Huahua taking her first walk after her open heart surgery.  So glad she had her mama to walk with her this time!

 For some reason it helps to look back and see how far we have come.  I have posted some pictures from the past few years.  Some highs and some lows. When we thought God was really far away, He truly was really close carrying us to a new journey only He could truly understand.
 What I have learned is that through our struggles, particularly the medical, our children have learned to care and love each other.  Not just our family but others with medical needs.

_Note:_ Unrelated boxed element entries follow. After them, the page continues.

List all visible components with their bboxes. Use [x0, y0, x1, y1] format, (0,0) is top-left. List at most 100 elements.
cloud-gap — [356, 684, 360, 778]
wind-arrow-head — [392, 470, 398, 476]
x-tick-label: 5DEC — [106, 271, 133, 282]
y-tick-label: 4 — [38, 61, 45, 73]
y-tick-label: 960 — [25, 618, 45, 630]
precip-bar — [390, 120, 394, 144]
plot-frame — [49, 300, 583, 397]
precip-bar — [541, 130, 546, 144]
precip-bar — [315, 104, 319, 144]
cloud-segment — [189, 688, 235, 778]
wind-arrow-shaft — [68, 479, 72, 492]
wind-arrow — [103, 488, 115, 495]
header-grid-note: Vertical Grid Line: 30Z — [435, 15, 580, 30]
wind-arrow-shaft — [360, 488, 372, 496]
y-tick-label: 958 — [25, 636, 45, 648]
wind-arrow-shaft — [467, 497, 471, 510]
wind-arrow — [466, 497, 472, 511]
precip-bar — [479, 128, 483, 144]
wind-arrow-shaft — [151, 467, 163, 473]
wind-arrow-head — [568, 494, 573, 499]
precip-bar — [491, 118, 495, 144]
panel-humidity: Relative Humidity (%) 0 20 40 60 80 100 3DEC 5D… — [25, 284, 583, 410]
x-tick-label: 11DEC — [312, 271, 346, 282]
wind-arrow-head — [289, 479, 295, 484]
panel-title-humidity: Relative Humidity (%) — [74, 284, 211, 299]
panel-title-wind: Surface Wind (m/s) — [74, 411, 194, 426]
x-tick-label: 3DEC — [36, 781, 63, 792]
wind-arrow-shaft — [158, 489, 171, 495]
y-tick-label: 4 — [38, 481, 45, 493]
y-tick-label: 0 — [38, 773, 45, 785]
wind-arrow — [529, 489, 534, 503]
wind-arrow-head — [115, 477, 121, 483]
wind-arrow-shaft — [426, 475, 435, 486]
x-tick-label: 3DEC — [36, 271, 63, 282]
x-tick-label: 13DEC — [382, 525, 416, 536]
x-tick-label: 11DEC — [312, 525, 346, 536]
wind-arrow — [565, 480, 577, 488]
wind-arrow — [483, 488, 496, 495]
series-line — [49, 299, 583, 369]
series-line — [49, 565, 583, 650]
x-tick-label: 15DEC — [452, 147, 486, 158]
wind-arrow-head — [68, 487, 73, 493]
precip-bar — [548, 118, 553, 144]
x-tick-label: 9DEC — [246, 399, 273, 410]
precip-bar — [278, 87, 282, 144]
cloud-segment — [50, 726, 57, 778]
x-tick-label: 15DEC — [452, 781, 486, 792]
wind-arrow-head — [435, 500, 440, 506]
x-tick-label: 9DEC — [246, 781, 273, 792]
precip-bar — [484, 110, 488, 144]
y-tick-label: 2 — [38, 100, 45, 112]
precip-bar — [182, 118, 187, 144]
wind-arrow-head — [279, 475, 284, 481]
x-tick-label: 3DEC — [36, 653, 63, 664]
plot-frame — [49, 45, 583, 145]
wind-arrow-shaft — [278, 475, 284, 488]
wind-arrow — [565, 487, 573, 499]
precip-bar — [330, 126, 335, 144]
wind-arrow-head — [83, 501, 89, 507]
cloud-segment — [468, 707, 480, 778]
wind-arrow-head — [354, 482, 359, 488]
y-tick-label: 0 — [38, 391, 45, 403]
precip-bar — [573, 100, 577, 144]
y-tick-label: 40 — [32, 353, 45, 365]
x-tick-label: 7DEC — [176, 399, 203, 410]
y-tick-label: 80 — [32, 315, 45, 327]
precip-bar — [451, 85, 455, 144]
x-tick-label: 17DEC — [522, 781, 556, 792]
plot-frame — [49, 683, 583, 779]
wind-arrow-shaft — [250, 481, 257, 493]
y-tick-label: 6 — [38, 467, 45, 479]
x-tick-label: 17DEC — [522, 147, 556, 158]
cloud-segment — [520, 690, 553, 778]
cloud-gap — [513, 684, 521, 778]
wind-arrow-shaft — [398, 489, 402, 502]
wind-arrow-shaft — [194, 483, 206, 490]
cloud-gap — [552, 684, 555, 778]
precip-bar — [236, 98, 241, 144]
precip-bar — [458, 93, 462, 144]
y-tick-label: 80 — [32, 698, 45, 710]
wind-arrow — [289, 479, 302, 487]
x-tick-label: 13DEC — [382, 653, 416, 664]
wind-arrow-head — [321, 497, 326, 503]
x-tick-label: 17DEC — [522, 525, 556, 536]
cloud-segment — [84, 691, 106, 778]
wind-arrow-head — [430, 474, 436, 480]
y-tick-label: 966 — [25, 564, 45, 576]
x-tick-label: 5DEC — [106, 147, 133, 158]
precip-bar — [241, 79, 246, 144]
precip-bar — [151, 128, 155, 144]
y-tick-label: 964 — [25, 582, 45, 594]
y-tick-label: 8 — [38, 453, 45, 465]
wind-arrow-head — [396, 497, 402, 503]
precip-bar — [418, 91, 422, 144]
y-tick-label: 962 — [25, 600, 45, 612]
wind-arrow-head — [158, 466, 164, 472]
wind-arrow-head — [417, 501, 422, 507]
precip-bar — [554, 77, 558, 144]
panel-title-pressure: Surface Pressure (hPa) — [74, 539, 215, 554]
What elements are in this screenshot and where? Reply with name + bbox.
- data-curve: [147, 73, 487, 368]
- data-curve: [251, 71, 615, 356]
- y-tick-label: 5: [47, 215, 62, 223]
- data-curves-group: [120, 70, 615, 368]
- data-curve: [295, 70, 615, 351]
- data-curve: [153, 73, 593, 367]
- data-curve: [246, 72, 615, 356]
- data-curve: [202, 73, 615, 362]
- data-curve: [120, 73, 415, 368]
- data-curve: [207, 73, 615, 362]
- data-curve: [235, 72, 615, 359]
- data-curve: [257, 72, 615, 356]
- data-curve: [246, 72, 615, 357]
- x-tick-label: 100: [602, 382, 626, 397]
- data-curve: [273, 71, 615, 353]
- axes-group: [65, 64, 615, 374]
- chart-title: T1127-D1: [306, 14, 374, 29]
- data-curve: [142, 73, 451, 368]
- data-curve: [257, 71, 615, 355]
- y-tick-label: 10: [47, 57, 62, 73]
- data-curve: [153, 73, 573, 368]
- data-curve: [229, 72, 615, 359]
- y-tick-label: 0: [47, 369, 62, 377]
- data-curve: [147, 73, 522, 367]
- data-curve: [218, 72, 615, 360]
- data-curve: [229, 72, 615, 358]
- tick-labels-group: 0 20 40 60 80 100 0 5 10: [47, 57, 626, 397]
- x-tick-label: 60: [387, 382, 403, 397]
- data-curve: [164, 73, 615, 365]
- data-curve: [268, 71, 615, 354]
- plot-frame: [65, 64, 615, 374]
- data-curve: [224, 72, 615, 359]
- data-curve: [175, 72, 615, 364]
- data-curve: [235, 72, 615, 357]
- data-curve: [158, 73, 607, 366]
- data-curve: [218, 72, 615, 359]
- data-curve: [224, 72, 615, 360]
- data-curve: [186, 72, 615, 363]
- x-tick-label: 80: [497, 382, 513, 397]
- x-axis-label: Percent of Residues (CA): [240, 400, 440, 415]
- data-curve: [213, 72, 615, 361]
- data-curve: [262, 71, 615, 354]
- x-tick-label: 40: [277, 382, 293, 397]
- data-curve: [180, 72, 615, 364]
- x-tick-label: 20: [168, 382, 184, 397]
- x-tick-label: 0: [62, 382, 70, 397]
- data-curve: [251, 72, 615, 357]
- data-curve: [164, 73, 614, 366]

 Huahua home only a few weeks, learning to love this sister of hers!  Jordan falling in love with her forever sister!
               Celebrating one month home!  Tender caring for one another.  She wanted him to feed her :)
                                 True laughter a few weeks before her Fontan surgery.
                                        Sisterhood.  One of my favorite pictures ever!
                                  Celebrating 6 months home with ice cream.
                                                          Waterpark fun!!!!

 Pure Joy!














Last birthday as an orphan!  Jackson and Feng Nianjie celebrating their birthdays a world apart--Next year together forever.  Only God can create this love in Jackson's heart before he even meets his brother!


    Celebrating one year with her forever family!  Praise God for him watching over her!


These are the days in 2012 that started it all.  Jackson post op with his femur lengthening fixator.  Jordan, his little nurse and care taker.  We were thankful for the mild winter that allowed Jackson to get outside, even if it was in a wheelchair to get some fresh air!


This is a x ray from end of February 2012.  The femur is pulled apart about 2 inches (over the course of about 10-12 weeks) and then the bone is left to consolidate.  You can clearly see where the bone is pulled apart.  If you look closely you can see new bone matter is formed, just not solid yet.  Absolutely amazing!
The care and love was given both ways during this process.
                                            Jackson getting around outside--on a skateboard.
 These were the hard days of physical therapy that he worked so, so hard.  Only to be taken back with one fall, one break, six months later.  We started all over again.  But in the end This young man said God had a purpose in all of this and now we see what God was preparing our lives for.....






ONE..................



               
                                             TWO...................

.
                  THREE  Less ORPHANS in this WORLD.......        


We are  close to leaving.  Our last piece of paperwork will be on the doorstep of the Ch*nese government when they open after the new year on Monday.  Within two weeks we should get our last response (Article 5) and then travel approval.  Then we will be booking our plane tickets.  We should travel by end of March!!!!!    Please pray for these two boys hearts as they prepare to join our family.